I ended up deciding on storing the state of the entire grid in an array of strings with one long string per line. I’d then break that big grid up into 2x2 or 3x3 sub-grids, construct the key to my lookup, look up the replacement, and then expand that back out into a new larger grid.
Here’s my function that goes through one iteration and produces a new grid:
function iterate(p, lookup) {
let out = [];
if (p.length % 2 == 0) {
let y2 = 0
// 2x2
for(let y = 0; y < p.length; y+=2) {
for(let x = 0; x < p.length; x+=2) {
let key = p[y][x] + p[y][x+1] + p[y+1][x] + p[y+1][x+1]
if (!lookup.has(key)) throw new Error("lookup not found [" + key + "]")
let r = lookup.get(key) // will be 9 length string
out[y2] = (out[y2] || "") + r.slice(0,3)
out[y2+1] = (out[y2+1] || "") + r.slice(3,6)
out[y2+2] = (out[y2+2] || "") + r.slice(6,9)
}
y2+=3
}
}
else {
// 3x3
let y2 = 0
for(let y = 0; y < p.length; y+=3) {
for(let x = 0; x < p.length; x+=3) {
let key = p[y][x] + p[y][x+1] + p[y][x+2] + p[y+1][x] + p[y+1][x+1] + p[y+1][x+2] + p[y+2][x] + p[y+2][x+1] + p[y+2][x+2]
if (!lookup.has(key)) throw new Error("lookup not found [" + key + "]")
let r = lookup.get(key)// will be 16 length string
out[y2] = (out[y2] || "") + r.slice(0,4)
out[y2+1] = (out[y2+1] || "") + r.slice(4,8)
out[y2+2] = (out[y2+2] || "") + r.slice(8,12)
out[y2+3] = (out[y2+3] || "") + r.slice(12,16)
}
y2+=4
}
}
return out;
}
Finally the answers for parts 1 and 2 were to count how many lights were on after a certain number of iterations.

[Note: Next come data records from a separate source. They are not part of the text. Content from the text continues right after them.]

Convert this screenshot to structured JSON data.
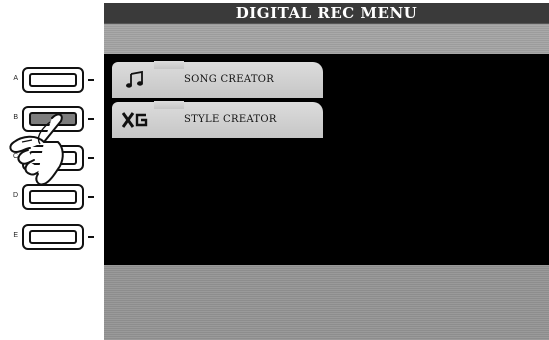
{
  "screen": {
    "title": "DIGITAL REC MENU"
  },
  "menu": {
    "items": [
      {
        "label": "SONG CREATOR",
        "icon": "music-note-icon"
      },
      {
        "label": "STYLE CREATOR",
        "icon": "xg-logo-icon"
      }
    ]
  },
  "panel_buttons": [
    {
      "letter": "A",
      "pressed": false
    },
    {
      "letter": "B",
      "pressed": true
    },
    {
      "letter": "C",
      "pressed": false
    },
    {
      "letter": "D",
      "pressed": false
    },
    {
      "letter": "E",
      "pressed": false
    }
  ],
  "colors": {
    "screen_bg": "#000000",
    "tab_bg": "#d0d0d0",
    "band": "#a0a0a0",
    "pressed_button": "#7d7d7d"
  }
}
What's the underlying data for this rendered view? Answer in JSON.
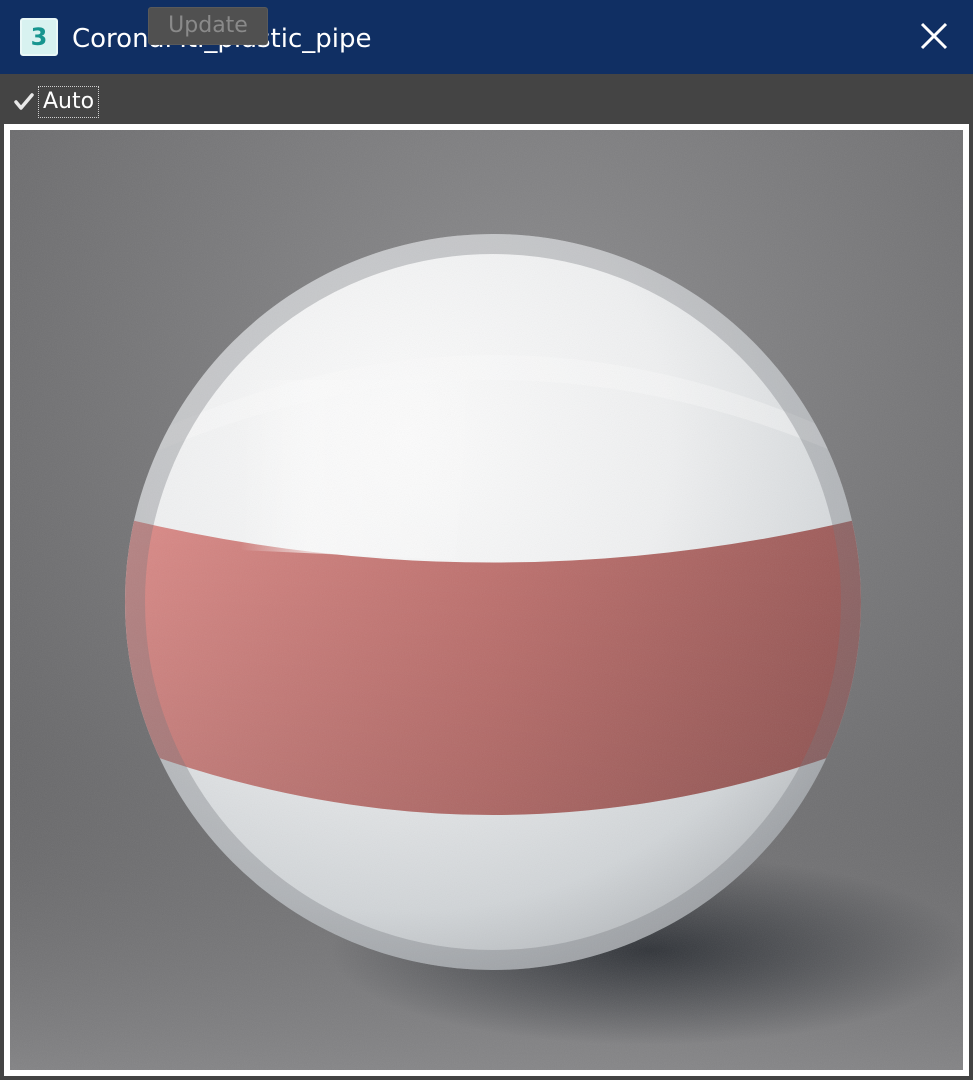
{
  "window": {
    "title": "CoronaMtl_plastic_pipe",
    "app_icon_glyph": "3",
    "close_icon": "close-icon"
  },
  "toolbar": {
    "auto_label": "Auto",
    "auto_checked": true,
    "update_label": "Update",
    "update_enabled": false
  },
  "preview": {
    "description_colors": {
      "background": "#6e6e70",
      "sphere_white": "#e9ebec",
      "stripe": "#c9726f"
    }
  },
  "colors": {
    "titlebar": "#102f63",
    "toolbar": "#444444"
  }
}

This is where my functional utilities library I’ve been building up came in handy. I can reuse my unfold
function I made yesterday to produce a sequence of new states. Then I can skip
over the desired number of repetitions and take the first
element in the resulting sequence. I can use Array.reduce
to count pixels that were left on at the end.

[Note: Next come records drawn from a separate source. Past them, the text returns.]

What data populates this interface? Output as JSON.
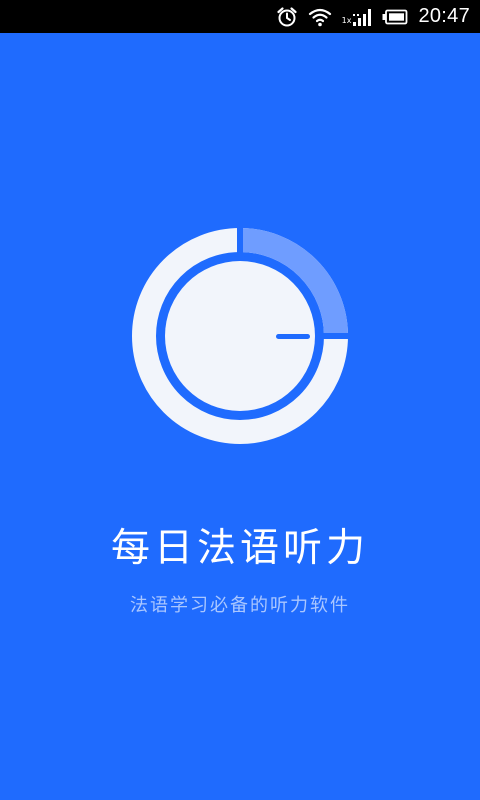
{
  "status_bar": {
    "time": "20:47",
    "signal_label": "1x",
    "icons": [
      "alarm-icon",
      "wifi-icon",
      "signal-icon",
      "battery-icon"
    ]
  },
  "splash": {
    "title": "每日法语听力",
    "subtitle": "法语学习必备的听力软件",
    "logo_icon": "timer-dial-icon"
  },
  "colors": {
    "background": "#1f6bfe",
    "ring_white": "#f2f5fb",
    "ring_highlight": "#6f9dff",
    "subtitle": "#a9c6ff"
  }
}
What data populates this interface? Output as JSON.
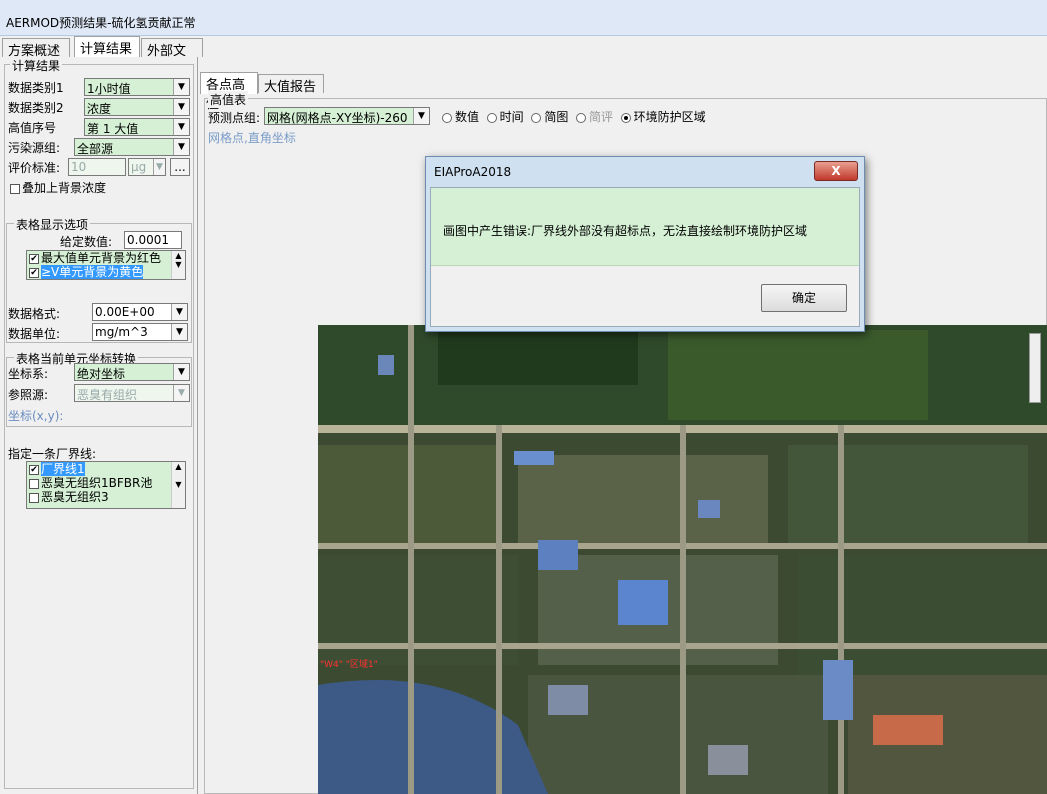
{
  "window": {
    "title": "AERMOD预测结果-硫化氢贡献正常"
  },
  "main_tabs": [
    "方案概述",
    "计算结果",
    "外部文件"
  ],
  "left": {
    "group_title": "计算结果",
    "rows": [
      {
        "label": "数据类别1",
        "value": "1小时值"
      },
      {
        "label": "数据类别2",
        "value": "浓度"
      },
      {
        "label": "高值序号",
        "value": "第 1 大值"
      },
      {
        "label": "污染源组:",
        "value": "全部源"
      }
    ],
    "eval_label": "评价标准:",
    "eval_value": "10",
    "eval_unit": "μg",
    "eval_more": "...",
    "background_checkbox": "叠加上背景浓度",
    "table_group": "表格显示选项",
    "given_label": "给定数值:",
    "given_value": "0.0001",
    "color_items": [
      "最大值单元背景为红色",
      "≥V单元背景为黄色"
    ],
    "format_label": "数据格式:",
    "format_value": "0.00E+00",
    "unit_label": "数据单位:",
    "unit_value": "mg/m^3",
    "coord_group": "表格当前单元坐标转换",
    "coord_sys_label": "坐标系:",
    "coord_sys_value": "绝对坐标",
    "ref_label": "参照源:",
    "ref_value": "恶臭有组织",
    "coord_xy": "坐标(x,y):",
    "boundary_label": "指定一条厂界线:",
    "boundary_items": [
      "厂界线1",
      "恶臭无组织1BFBR池",
      "恶臭无组织3"
    ]
  },
  "right": {
    "tabs": [
      "各点高值",
      "大值报告"
    ],
    "group_title": "高值表",
    "pred_label": "预测点组:",
    "pred_value": "网格(网格点-XY坐标)-260",
    "radios": [
      "数值",
      "时间",
      "简图",
      "简评",
      "环境防护区域"
    ],
    "radio_checked": "环境防护区域",
    "subtitle": "网格点,直角坐标"
  },
  "dialog": {
    "title": "EIAProA2018",
    "close": "X",
    "message": "画图中产生错误:厂界线外部没有超标点，无法直接绘制环境防护区域",
    "ok": "确定"
  },
  "map": {
    "label": "\"W4\" \"区域1\""
  }
}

const repeats = (part === 1 ? 5 : 18);
let end = first(skip(unfold(start, s=>iterate(s,lookup)),repeats))
return end.reduce((a,s) => a + s.replace(/\./g,'').length,0)
I’m pleased I finally got my two stars today even if it took me longer than usual and I went a slightly tortuous route to get there. You can see the full code here.